Abstract: We establish universal relations between pattern formation and dissipation with a geometric approach to nonequilibrium thermodynamics of deterministic reaction-diffusion systems. We first provide a way to systematically decompose the entropy production rate (EPR) based on the orthogonality of thermodynamic forces, in this way identifying the amount of dissipation caused by each factor. This enables us to extract the excess EPR that genuinely contributes to the time evolution of patterns. We also show that a similar geometric method further decomposes the EPR into detailed contributions, e.g., the dissipation from each point in real or wavenumber space. Second, we relate the excess EPR to the details of the change in patterns through two types of thermodynamic trade-off relations for reaction-diffusion systems: thermodynamic speed limits and thermodynamic uncertainty relations. The former relates dissipation and the speed of pattern formation, and the latter bounds the excess EPR with partial information on patterns, such as specific Fourier components of concentration distributions.
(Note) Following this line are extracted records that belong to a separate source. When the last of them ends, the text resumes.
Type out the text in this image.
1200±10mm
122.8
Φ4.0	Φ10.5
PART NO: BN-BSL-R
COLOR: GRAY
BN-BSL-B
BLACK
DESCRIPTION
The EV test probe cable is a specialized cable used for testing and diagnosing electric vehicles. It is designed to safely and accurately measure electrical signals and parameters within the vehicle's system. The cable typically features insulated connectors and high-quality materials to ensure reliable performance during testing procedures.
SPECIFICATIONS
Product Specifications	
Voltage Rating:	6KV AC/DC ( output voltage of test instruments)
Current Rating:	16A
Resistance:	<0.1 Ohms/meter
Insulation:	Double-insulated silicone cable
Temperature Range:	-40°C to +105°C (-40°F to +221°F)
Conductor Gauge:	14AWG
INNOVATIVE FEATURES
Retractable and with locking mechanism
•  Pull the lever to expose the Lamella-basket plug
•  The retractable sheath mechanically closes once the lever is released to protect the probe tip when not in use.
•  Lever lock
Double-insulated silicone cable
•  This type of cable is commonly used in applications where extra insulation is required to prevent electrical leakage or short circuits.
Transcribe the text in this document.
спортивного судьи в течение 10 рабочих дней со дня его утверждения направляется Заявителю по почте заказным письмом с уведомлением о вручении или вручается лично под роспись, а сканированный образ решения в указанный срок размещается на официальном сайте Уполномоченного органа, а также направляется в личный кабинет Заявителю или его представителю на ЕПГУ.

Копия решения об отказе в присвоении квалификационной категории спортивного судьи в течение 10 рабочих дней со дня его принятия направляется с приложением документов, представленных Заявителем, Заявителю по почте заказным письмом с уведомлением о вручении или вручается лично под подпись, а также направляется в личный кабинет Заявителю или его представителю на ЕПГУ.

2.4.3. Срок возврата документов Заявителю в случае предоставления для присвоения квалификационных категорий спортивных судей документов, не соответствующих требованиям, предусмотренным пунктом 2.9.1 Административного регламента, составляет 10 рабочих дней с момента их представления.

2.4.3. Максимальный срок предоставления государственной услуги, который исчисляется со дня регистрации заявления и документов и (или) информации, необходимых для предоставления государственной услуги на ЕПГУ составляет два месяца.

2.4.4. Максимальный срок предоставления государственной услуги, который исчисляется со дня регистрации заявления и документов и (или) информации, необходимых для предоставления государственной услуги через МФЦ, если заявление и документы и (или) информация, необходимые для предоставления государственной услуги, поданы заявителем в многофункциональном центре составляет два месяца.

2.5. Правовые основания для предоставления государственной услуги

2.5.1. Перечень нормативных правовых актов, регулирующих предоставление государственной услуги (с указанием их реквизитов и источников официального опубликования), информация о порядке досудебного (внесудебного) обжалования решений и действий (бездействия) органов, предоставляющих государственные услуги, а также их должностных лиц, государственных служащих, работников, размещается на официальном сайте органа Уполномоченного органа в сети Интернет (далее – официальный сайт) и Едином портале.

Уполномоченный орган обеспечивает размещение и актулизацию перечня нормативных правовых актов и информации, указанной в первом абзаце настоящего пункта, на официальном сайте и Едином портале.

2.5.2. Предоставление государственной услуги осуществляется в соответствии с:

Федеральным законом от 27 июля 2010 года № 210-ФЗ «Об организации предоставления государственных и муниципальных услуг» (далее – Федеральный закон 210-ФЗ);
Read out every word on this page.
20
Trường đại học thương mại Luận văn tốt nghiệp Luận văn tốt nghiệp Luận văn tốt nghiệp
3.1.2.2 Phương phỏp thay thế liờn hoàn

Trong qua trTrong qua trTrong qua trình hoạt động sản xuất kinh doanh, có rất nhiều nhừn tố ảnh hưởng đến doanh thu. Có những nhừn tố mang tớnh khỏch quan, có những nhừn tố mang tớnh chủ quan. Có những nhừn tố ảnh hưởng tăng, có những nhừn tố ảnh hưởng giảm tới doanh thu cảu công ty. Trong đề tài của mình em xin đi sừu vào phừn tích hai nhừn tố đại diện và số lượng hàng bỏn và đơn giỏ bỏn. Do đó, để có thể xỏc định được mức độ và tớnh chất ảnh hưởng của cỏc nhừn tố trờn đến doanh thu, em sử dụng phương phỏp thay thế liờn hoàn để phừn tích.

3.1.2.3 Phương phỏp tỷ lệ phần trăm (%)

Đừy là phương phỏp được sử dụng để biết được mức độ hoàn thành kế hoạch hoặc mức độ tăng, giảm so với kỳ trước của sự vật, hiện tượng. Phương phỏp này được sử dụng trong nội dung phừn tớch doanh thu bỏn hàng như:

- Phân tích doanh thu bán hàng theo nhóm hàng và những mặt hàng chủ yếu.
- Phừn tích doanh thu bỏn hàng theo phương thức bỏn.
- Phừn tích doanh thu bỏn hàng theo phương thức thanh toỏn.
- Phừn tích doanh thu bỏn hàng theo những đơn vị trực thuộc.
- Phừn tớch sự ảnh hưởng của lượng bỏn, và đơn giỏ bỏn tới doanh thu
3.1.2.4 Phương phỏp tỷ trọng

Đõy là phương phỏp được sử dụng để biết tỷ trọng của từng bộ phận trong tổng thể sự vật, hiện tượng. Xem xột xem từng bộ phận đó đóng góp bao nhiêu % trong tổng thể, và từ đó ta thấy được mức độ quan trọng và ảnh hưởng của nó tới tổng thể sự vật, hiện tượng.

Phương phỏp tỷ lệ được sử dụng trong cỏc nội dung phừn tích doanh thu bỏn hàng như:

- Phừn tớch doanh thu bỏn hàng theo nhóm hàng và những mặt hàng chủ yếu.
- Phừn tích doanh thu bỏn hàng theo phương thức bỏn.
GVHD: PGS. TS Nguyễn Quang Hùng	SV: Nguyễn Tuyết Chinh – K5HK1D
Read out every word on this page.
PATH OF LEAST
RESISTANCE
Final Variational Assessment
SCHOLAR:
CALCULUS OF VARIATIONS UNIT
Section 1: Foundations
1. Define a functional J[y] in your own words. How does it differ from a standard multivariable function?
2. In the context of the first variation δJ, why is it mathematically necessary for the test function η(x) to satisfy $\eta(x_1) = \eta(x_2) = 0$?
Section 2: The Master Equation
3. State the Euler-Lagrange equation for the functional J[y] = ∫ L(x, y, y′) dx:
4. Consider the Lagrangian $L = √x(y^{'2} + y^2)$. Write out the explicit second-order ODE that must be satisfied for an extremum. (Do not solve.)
In connection with the derivation of the thermodynamic speed limits, we also extend optimal transport theory to reaction-diffusion systems, which enables us to measure the speed of the time evolution. This extension of optimal transport also solves the minimization problem of the dissipation associated with the transition between two patterns, and it constructs energetically efficient protocols for pattern formation. We numerically demonstrate our results using chemical traveling waves in the Fisher-Kolmogorov-Petrovsky-Piskunov equation and changes in symmetry in the Brusselator model. Our results apply to general reaction-diffusion systems and contribute to understanding the relations between pattern formation and unavoidable dissipation.